In addition, the Watauga Public Library received a copy of "Finding Your African American Ancestors: A Beginner's Guide" by David T. Thackery, and Belk Library received "Slave Genealogy: A Research Guide with Case Studies."

The association also purchased copies of the books to be included in its own collection. The association is in the process of establishing its own library in the basement of the Boone Mennonite Brethren Church, said Roberta Jackson, a member of the association.

Located near downtown Boone and anchored by the Boone Mennonite Brethren Church, Junaluska is believed to have originated during the mid- to late 1800s.

Recent research conducted by ASU students suggests that Junaluska could be the oldest black community still in existence in Western North Carolina, but more work is needed to confirm this, the students said at a 2012 presentation.

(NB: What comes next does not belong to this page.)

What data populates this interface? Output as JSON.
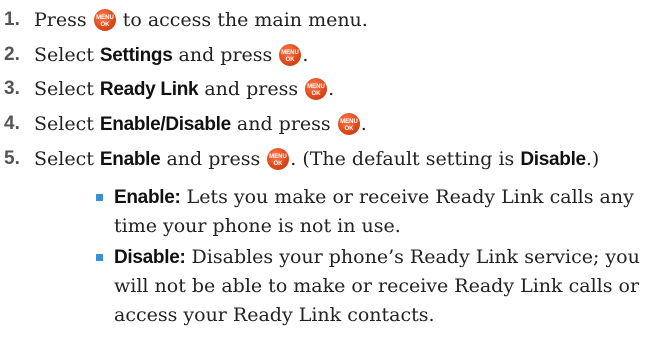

A Junaluska Heritage Association research group continues to study the community's history, Jackson noted.

"We have found that since the 1880s, 90 to 100 different families have lived in our community," she said. "We're in the process of researching everything we can find about every one of those families.

"We thought we'd have this done in about a year," she said, but the process is taking much longer.

Jackson said the association eventually plans to publish a book on the community's history.

Jackson said she hopes the book donations to the Watauga and ASU libraries will encourage others to conduct similar research. The donations also served as a "thank you" to the libraries for their assistance in the association's efforts.